I’ll focus here on [1] and the solution it proposes to reduce the DNS response time, CoDNS.
There is a lot of papers documenting the performances of the DNS protocol. The most common result is that the server’s response time is good most of the time (around 90% of the requests are handled within a few hundred milliseconds), but researchers also point out in their papers that, sometimes, DNS suffers from an increase in latency resulting in a increased response delay (which can go up to ten seconds)
The most significant cause of latency identified by the researchers is DNS Packet Loss at server-side due to server overload. This issue is frequent, but do not cause trouble in most cases due to mechanisms introduced to restore the connection when the connection encounters error. Nevertheless, the authors looked for a way to increase performances by lowering the response delay in order to prevent these problems.
The CoDNS Solution was developed by people from Princeton university and implemented on the PlanetLab CDN. This solution solved the DNS latency issue using a hybrid system.
In most cases, the requests are resolved using the standard DNS resolution (add image here).
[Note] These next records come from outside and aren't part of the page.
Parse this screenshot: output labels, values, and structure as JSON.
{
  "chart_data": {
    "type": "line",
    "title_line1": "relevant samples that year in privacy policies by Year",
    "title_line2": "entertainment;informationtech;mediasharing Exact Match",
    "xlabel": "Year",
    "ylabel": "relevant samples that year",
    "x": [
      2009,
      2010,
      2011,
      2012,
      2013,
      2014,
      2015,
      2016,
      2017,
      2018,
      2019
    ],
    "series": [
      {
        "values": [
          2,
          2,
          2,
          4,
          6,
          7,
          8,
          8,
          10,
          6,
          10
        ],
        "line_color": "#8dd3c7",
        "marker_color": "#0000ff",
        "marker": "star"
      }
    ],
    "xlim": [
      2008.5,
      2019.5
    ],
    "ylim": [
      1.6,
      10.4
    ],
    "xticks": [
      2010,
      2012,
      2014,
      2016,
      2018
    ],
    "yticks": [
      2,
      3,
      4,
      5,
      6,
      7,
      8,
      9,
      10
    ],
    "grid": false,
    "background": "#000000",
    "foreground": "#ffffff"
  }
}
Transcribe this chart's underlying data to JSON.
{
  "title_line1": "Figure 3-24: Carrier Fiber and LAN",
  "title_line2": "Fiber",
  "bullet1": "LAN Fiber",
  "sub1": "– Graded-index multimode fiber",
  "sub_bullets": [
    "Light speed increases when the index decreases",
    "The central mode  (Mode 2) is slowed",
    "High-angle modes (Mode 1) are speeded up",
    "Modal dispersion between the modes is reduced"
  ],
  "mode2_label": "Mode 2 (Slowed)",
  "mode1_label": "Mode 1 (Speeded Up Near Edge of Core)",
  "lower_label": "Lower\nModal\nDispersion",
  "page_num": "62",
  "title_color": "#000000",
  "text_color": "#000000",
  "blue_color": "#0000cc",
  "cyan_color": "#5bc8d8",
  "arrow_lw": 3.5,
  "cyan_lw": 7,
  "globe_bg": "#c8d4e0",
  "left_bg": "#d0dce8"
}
In the case where the answer is too long to arrive (after a reasonable delay), the server will ask its peers for the information (should it be cached on their side)
The authors use the specific structure of the Content Delivery Networks (CDN) to easily transmit its DNS Request to its nearest peers (in a network sense, they are not necessarily the closest geographically. The closeness between servers is determined maintaining a heartbeat between the servers (around a few bytes per second).
Maintaining the heartbeat seems to increase traffic but the study explains that the heartbeat is too small to introduce a significant increase in network traffic (32 byte each second, 7.5MB per day)
The PoC shows its capacity to solve the issue introduced by the timeout. The authors also compared their solution to the classic approach and their solution show similar (and sometimes better) results in mean time and solve the timeout troubles. The study is not precise on the consequences of the server’s overload in such a context but the solution works and shows remarkable promises.
The only issue remaining is that the solution is not really easy to deploy, using an infrastructure that few entities are able to deploy (it was more significant in 2004, when the system was introduced).
It should be interesting to compare this solution to the performances of the new public DNS resolver, introduced a few years ago by Google, Cloudflare or Cloud9 but few studies document the performances of these DNS resolver (yet).
The CoDNS paper is quoted, even today, by people working in the CDN field such as [5] or [6], while the CoDNS “project” is now discontinued (the project ran on PlanetLab between 2004 and 2012)
—-
sources :
[1] : CoDNS: Improving DNS Performance and Reliability via Cooperative Lookups; KyoungSoo Park, Vivek S. Pai, Larry Peterson and Zhe Wang
[2] : Proactive caching of DNS records: addressing a performance bottleneck, Edith Cohen, Haim Kaplan
[3] : DNS performance and the effectiveness of caching, Jaeyeon Jung, E. Sit, H. Balakrishnan, R. Morris
[4] : Statistics About DNS Root Name Service: Some Recommendations
[5] : OnionDNS: a seizure-resistant top-level domain; Nolen Scaife, Henry Carter, Lyrissa Lidsky, Rachael L. Jones, Patrick Traynor
[6] : LDplayer: DNS Experimentation at Scale, Liang Zhu, John Heidemann
I will probably add a few documents in the comments (or at the end of this article) should I receive more interesting stuff on the subject.